Existe-t-il ridicule plus grand que celui du grand Européen désespéré par le renouveau des égoïsmes nationaux ? N'est-ce pas cela, la complainte des grands Européens au sujet des méchants égoïsmes nationaux, qu'on entend après chaque sommet du Conseil européen, au cours de la négociation de chaque traité ou pendant la campagne de ratification dudit traité, c'est-à-dire à peu près tout le temps puisque depuis le fameux Acte unique nous sommes toujours soit en phase de négociation d'un traité européen soit en phase de ratification d'un traité européen ? Les Européens, ces Européens-là obsédés par l'Union, sont de grands candides. A moins qu'ils ne comprennent rien du monde qu'ils construisent, des idées qu'ils défendent, des mécanismes pervers qu'ils déclenchent. -Je dis la chose d'autant plus librement que moi-même j'étais, à mon petit niveau, très petit, de ces Européens béats et perclus ; je le fus jusqu'à la décision salvifique du président de la République Chirac de convoquer un référendum pour ratifier le Traité Constitutionnel Européen, référendum qui m'a conduit (je ne dois pas être le seul dans ce cas) à y regarder de plus près et à adopter une attitude non hostile mais critique à l'égard de la "construction européenne".- Car enfin, qui a bâti, édifié la vaste zone de libre concurrence qu'est devenue l'Europe si ce ne sont ces grands Européens-là ? Qui, en conséquence, est à l'origine de l'exacerbation des rivalités nationales au sein de l'Union ?

Les vilains égoïsmes nationaux que les gentils partisans de l'UE fustigent ne sont pas la conséquence d'un renouveau des nationalismes et d'un reflux de l'esprit communautaire mais le produit du processus européen lui-même.

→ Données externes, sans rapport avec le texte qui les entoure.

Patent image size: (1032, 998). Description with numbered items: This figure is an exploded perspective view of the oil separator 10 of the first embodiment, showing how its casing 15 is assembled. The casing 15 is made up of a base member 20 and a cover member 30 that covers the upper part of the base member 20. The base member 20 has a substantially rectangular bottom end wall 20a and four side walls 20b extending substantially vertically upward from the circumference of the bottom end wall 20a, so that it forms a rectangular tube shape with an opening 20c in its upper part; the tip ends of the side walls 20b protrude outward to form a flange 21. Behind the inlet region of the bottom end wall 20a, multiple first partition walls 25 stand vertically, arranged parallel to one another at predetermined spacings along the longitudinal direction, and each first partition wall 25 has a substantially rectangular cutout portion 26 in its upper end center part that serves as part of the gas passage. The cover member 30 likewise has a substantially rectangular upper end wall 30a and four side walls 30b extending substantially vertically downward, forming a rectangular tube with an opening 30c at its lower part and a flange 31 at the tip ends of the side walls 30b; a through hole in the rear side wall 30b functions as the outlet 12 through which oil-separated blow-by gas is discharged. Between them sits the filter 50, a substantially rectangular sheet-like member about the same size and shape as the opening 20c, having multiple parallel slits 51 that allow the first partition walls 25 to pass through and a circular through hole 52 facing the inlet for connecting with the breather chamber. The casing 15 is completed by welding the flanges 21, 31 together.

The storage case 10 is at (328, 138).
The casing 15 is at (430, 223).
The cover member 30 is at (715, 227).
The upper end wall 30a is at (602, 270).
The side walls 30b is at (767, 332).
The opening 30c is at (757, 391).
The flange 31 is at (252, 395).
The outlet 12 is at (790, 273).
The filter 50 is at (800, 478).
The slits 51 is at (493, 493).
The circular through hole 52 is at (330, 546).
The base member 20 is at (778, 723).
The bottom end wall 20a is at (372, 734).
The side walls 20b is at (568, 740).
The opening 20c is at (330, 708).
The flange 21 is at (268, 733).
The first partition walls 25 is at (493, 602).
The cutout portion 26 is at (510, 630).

D'où l'absurdité qu'il y a à vouloir approfondir encore plus l'Europe car chaque nouvelle étape dans la voie de l'établissement de la Grande Concurrence contribue à affaiblir l'Europe puisque cette nouvelle étape, ce pas nouveau franchit vers l'intégration, attisera davantage la compétition entre les Etats, lesquels se verront ainsi de plus en plus placés devant la nécessité de défendre toujours plus férocement leurs intérêts face à des partenaires qui ne sont dans la réalité que des adversaires dans la guerre économique qui les opposent les uns aux autres.

L'acide qui corrode la belle mécanique de l'Union européenne n'est pas la prétendue résurgence du nationalisme mais la propre pensée européiste.